A lawsuit filed Friday alleges that Starkey Laboratories Inc. CEO Bill Austin fired President Jerry Ruzicka and seven other employees earlier this month in retaliation for Ruzicka’s refusal to promote Austin’s stepson.
The lawsuit, filed by former Operations Vice President Keith Guggenberger, alleges breach of contract, defamation of character and spying. It accuses Austin of creating a hostile and vindictive work environment and is seeking damages in excess of $10.9 million.
Austin, his stepson and Starkey’s attorney did not return calls Friday asking for comment.
Guggenberger worked at Starkey for 29 years and claims in the lawsuit that he was wrongfully terminated and owed $1.2 million in wages plus benefits he has been denied.

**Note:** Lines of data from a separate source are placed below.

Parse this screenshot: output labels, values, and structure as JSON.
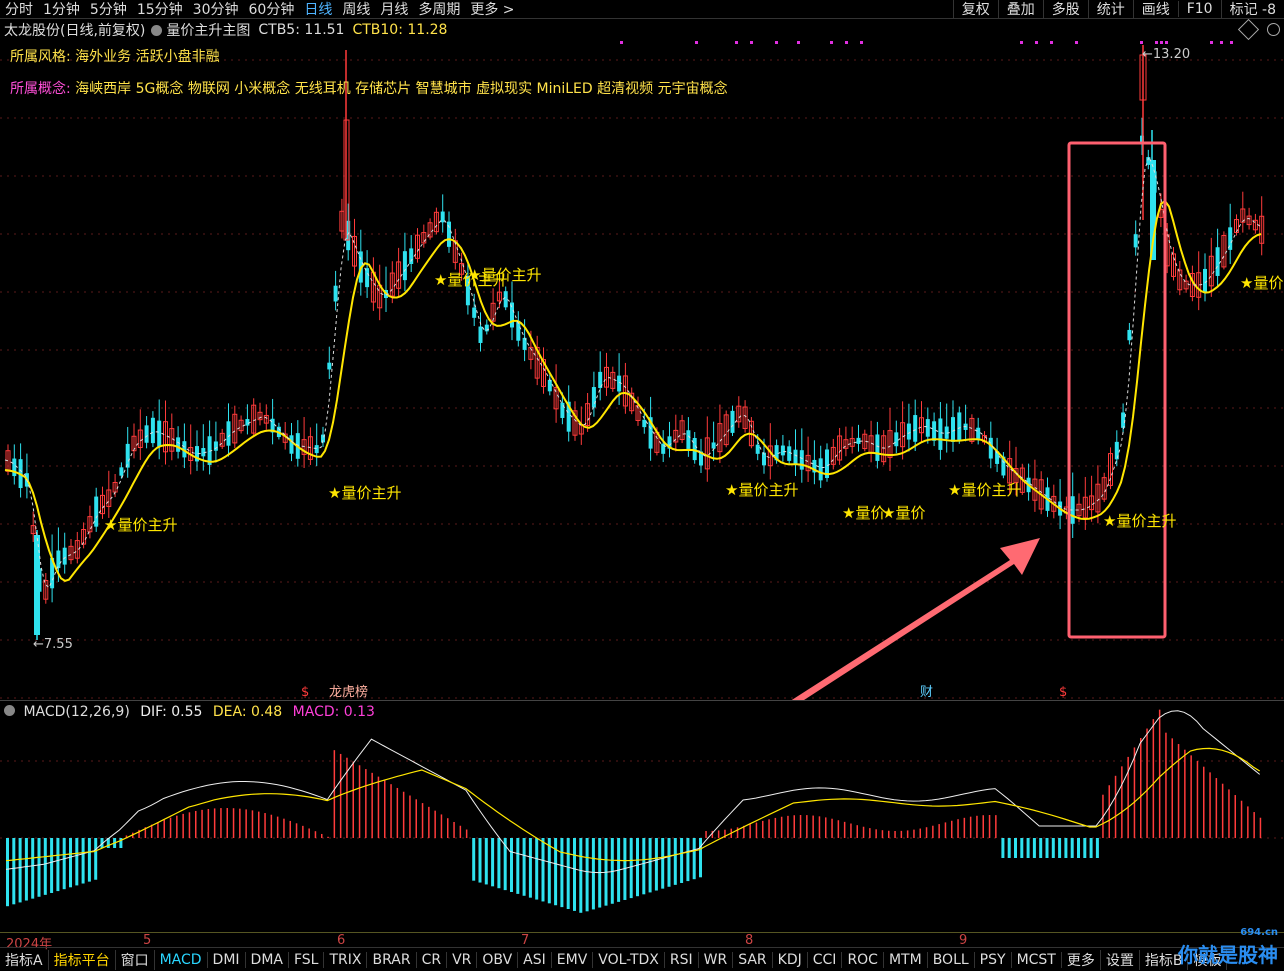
{
  "topbar": {
    "periods": [
      "分时",
      "1分钟",
      "5分钟",
      "15分钟",
      "30分钟",
      "60分钟",
      "日线",
      "周线",
      "月线",
      "多周期",
      "更多 >"
    ],
    "active_index": 6,
    "right_items": [
      "复权",
      "叠加",
      "多股",
      "统计",
      "画线",
      "F10",
      "标记 -8"
    ]
  },
  "titlebar": {
    "stock": "太龙股份(日线,前复权)",
    "indicator": "量价主升主图",
    "ctb5": "CTB5: 11.51",
    "ctb10": "CTB10: 11.28"
  },
  "info": {
    "style_label": "所属风格:",
    "style_value": "海外业务 活跃小盘非融",
    "concept_label": "所属概念:",
    "concept_value": "海峡西岸 5G概念 物联网 小米概念 无线耳机 存储芯片 智慧城市 虚拟现实 MiniLED 超清视频 元宇宙概念"
  },
  "markers": {
    "low": "←7.55",
    "high": "←13.20",
    "signal_label": "★量价主升",
    "signal_cut": "★量价",
    "events": [
      "$",
      "龙虎榜",
      "财",
      "$"
    ]
  },
  "macd": {
    "title": "MACD(12,26,9)",
    "dif": "DIF: 0.55",
    "dea": "DEA: 0.48",
    "macd": "MACD: 0.13"
  },
  "dates": [
    "2024年",
    "5",
    "6",
    "7",
    "8",
    "9"
  ],
  "bottombar": {
    "tabs": [
      "指标A",
      "指标平台",
      "窗口",
      "MACD",
      "DMI",
      "DMA",
      "FSL",
      "TRIX",
      "BRAR",
      "CR",
      "VR",
      "OBV",
      "ASI",
      "EMV",
      "VOL-TDX",
      "RSI",
      "WR",
      "SAR",
      "KDJ",
      "CCI",
      "ROC",
      "MTM",
      "BOLL",
      "PSY",
      "MCST",
      "更多",
      "设置",
      "指标B",
      "模板"
    ]
  },
  "watermark": {
    "text": "你就是股神",
    "site": "694.cn"
  },
  "colors": {
    "up": "#ff3b3b",
    "down": "#2fe2ef",
    "ma": "#ffe600",
    "box": "#ff6070"
  }
}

In the industry, Ruzicka and Guggenberger are largely credited with helping build Starkey’s hearing aid business to one with $800 million in annual revenue. While Austin is CEO and founder, he was largely engaged in patient care and in the philanthropic work of the Starkey Foundation. The court filing said “Ruzicka’s role in building the company to $800 million in revenue was even greater than Austin’s.”
But, the lawsuit said, Austin “marginalized and ignored Ruzicka” after Austin’s stepson, Brandon Sawalich, the company’s marketing senior vice president, was not promoted. Austin, the lawsuit says, began yelling and bad mouthing Ruzicka and Guggenberger around the office.
Austin “detests any limitation on his authority and power in the company,” the lawsuit said.
The complaint said that once Ruzicka believed his employment contract would not be renewed in January 2016, he made plans to leave Starkey and start a company of his own.
The lawsuit said Sawalich learned of this and arranged to intercept e-mails between Ruzicka and Guggenberger. Sawalich then worked to “further [poison] Austin’s mind against Ruzicka.”
On Sept. 8 and 9, Austin began terminating executives, targeting those who were close to Ruzicka, the lawsuit alleged.
After Austin fired Ruzicka, sheriff’s deputies escorted him from the building, the lawsuit said.
Ruzicka’s attorney, Marshall Tanick, said his client did nothing wrong and had an employment contract that should have been honored.
Austin fired Guggenberger on Sept. 9, accusing him of planning to open a competing business with Ruzicka. Guggenberger denied those charges and told Austin that he “had no intention of leaving Starkey.” Still, Austin sent Guggenberger a termination letter alleging “a long list” of “groundless” offenses and denied him wages and benefits, the lawsuit said.
Guggenberger’s attorney, Mark Briol, said that Austin’s allegations were wrong.
“My client didn’t want to leave the company,” Briol said. “He had no intention of doing anything against the company. He was not feathering his own nest. He was not looking to compete with Starkey. He was not going anywhere. He [still] had a 13-year contract worth $375,000 each year. It was Jerry who was the one who was looking.”
In addition to Ruzicka and Guggenberger, Austin terminated CFO Scott Nelson; Larry Miller, senior vice president for human resources; and executive assistants Julie Miller and Kim Mohlis. Each had worked at Starkey between 19 and 40 years.
Mohlis said she believed it was a power struggle that led to her termination. She added that she’s not entirely sure and did not feel comfortable asking the temperamental Austin for an explanation.
On Sept. 13, Austin fired Jeff Longtain, the president of Starkey’s Oregon subsidiary Northland Hearing Centers. Two days later, he fired Susan Good, the senior director of Starkey Medical Partner Network. Good, who worked at Starkey for 12 years, could not be reached for comment.
Longtain’s attorney, Josh Stump, said his client has no idea why he was terminated. “Right now, my client is genuinely in the dark,” Stump said.
“There has been no accusation of wrongdoing and my client believes there was no wrongdoing,” he said. “If at some point, there is an accusation out there waiting to come forward, my client will deny it.”
Longtain helped Starkey build its business in the Northwest, Stump said.